Cholesterol crystals also caused depolarization of infrared light, occasionally with associated regions of birefringence. These observations are consistent with the known birefringence and dimensions of cholesterol crystals (26): plaque regions where small cholesterol crystals are present without organized alignment should give rise to depolarization; regions with some degree of alignment should exhibit birefringence by PS-OFDI. In conventional OFDI, cholesterol crystals can produce linear, highly reflective signals. Confusion with microcalcifications is possible, however, and the additional polarization signatures may improve their identification and assessment. Regions of macrophage accumulation similarly were associated with subtle depolarization, which could aid the automatic detection of macrophage-rich areas (21,22).

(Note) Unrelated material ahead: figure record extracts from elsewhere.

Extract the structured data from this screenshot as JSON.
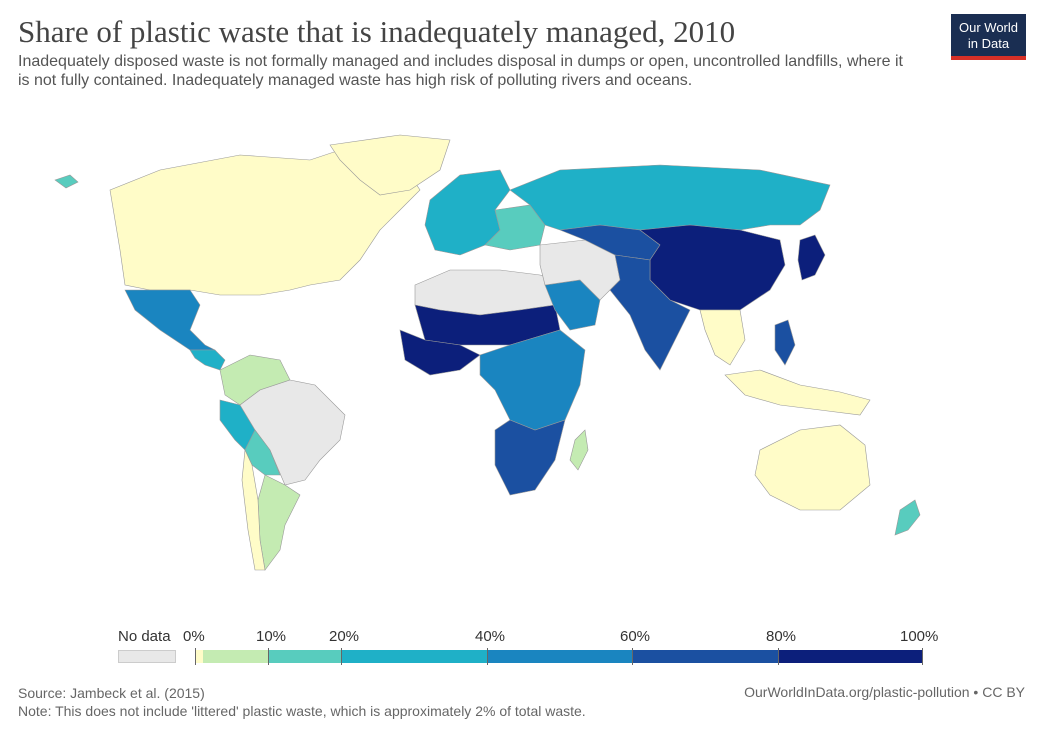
{
  "title": "Share of plastic waste that is inadequately managed, 2010",
  "subtitle": "Inadequately disposed waste is not formally managed and includes disposal in dumps or open, uncontrolled landfills, where it is not fully contained. Inadequately managed waste has high risk of polluting rivers and oceans.",
  "logo": {
    "line1": "Our World",
    "line2": "in Data"
  },
  "legend": {
    "no_data_label": "No data",
    "ticks": [
      "0%",
      "10%",
      "20%",
      "40%",
      "60%",
      "80%",
      "100%"
    ],
    "colors": [
      "#fffcc8",
      "#c4ebb2",
      "#58ccbe",
      "#1fb0c7",
      "#1a85c0",
      "#1b50a1",
      "#0c1f7b"
    ],
    "no_data_color": "#e8e8e8"
  },
  "regions": [
    {
      "name": "North America",
      "color": "#fffcc8"
    },
    {
      "name": "Greenland",
      "color": "#fffcc8"
    },
    {
      "name": "Mexico",
      "color": "#58ccbe"
    },
    {
      "name": "Central America",
      "color": "#1a85c0"
    },
    {
      "name": "Colombia/Venezuela",
      "color": "#1fb0c7"
    },
    {
      "name": "Brazil",
      "color": "#c4ebb2"
    },
    {
      "name": "Peru/Ecuador",
      "color": "#1fb0c7"
    },
    {
      "name": "Bolivia/Paraguay",
      "color": "#e8e8e8"
    },
    {
      "name": "Argentina",
      "color": "#58ccbe"
    },
    {
      "name": "Chile",
      "color": "#c4ebb2"
    },
    {
      "name": "Western Europe",
      "color": "#fffcc8"
    },
    {
      "name": "Eastern Europe",
      "color": "#1fb0c7"
    },
    {
      "name": "Russia",
      "color": "#58ccbe"
    },
    {
      "name": "North Africa",
      "color": "#1fb0c7"
    },
    {
      "name": "Sahara",
      "color": "#e8e8e8"
    },
    {
      "name": "West Africa",
      "color": "#0c1f7b"
    },
    {
      "name": "Central/East Africa",
      "color": "#0c1f7b"
    },
    {
      "name": "Southern Africa",
      "color": "#1a85c0"
    },
    {
      "name": "Madagascar",
      "color": "#1b50a1"
    },
    {
      "name": "Saudi Arabia",
      "color": "#c4ebb2"
    },
    {
      "name": "Middle East",
      "color": "#1a85c0"
    },
    {
      "name": "Kazakhstan/Central Asia",
      "color": "#e8e8e8"
    },
    {
      "name": "China",
      "color": "#1b50a1"
    },
    {
      "name": "India/Pakistan",
      "color": "#0c1f7b"
    },
    {
      "name": "Southeast Asia",
      "color": "#1b50a1"
    },
    {
      "name": "Japan",
      "color": "#fffcc8"
    },
    {
      "name": "Indonesia",
      "color": "#0c1f7b"
    },
    {
      "name": "Philippines",
      "color": "#1b50a1"
    },
    {
      "name": "Australia",
      "color": "#fffcc8"
    },
    {
      "name": "New Zealand",
      "color": "#fffcc8"
    },
    {
      "name": "Iceland",
      "color": "#58ccbe"
    }
  ],
  "footer": {
    "source": "Source: Jambeck et al. (2015)",
    "note": "Note: This does not include 'littered' plastic waste, which is approximately 2% of total waste.",
    "url": "OurWorldInData.org/plastic-pollution • CC BY"
  }
}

Quantitative analysis of the polarization metrics revealed significant differences among several histologically identified tissue types. The specific composition of tissue influences the polarization of near-infrared light and causes characteristic polarization properties for some tissues. PS-OFDI provides additional tissue differentiation, particularly in plaque areas that appear relatively homogeneous or isointense in the reflection signal. Our analysis included all intimal and identifiable medial tissue segments across the available cross sections, and this inclusion underlines the robustness of the observed signatures. The significant difference between tissue types and the formulation of the polarization properties as absolute metrics may enable automated plaque assessment, including medial border segmentation or tissue classification, which are topics of ongoing research. Differences among heterogeneous plaque components (early or advanced lesions and calcium) were less pronounced because of the intrinsic variability in these categories.

STUDY LIMITATIONS

Limitations of this work include the study of paraffin-embedded sections, which precluded staining for lipid with Oil Red O. The common ethanol fixation protocols also dissolve cholesterol crystals (27), thus leading to the typical clefts for large crystals, but they exclude the assessment of smaller or intracellular crystals. Preliminary clinical data suggest that PS-OFDI may help in assessing thrombus material (20), but such tissue was absent from our autopsy dataset. The frame rate and pull back speed for PS-OFDI used in this study were lower than those of contemporary clinical OFDI to facilitate matching with histological appearance. We do not anticipate, however, that an increased frame rate and pull back speed would substantially have influenced the reconstruction of tissue polarization properties.

CONCLUSIONS

This study demonstrates the ability and prospects of intravascular polarimetry with PS-OFDI for the characterization of coronary arterial atherosclerotic lesions. In addition to the cross-sectional image of arterial microstructure, PS-OFDI measures polarization properties that facilitate assessment of vessel morphology and offer further insight into plaque composition. These metrics may improve our mechanistic understanding of plaque progression and the pathogenesis of acute coronary events and could lead to a lesion-specific, more personalized risk stratification and assessment of plaque stability.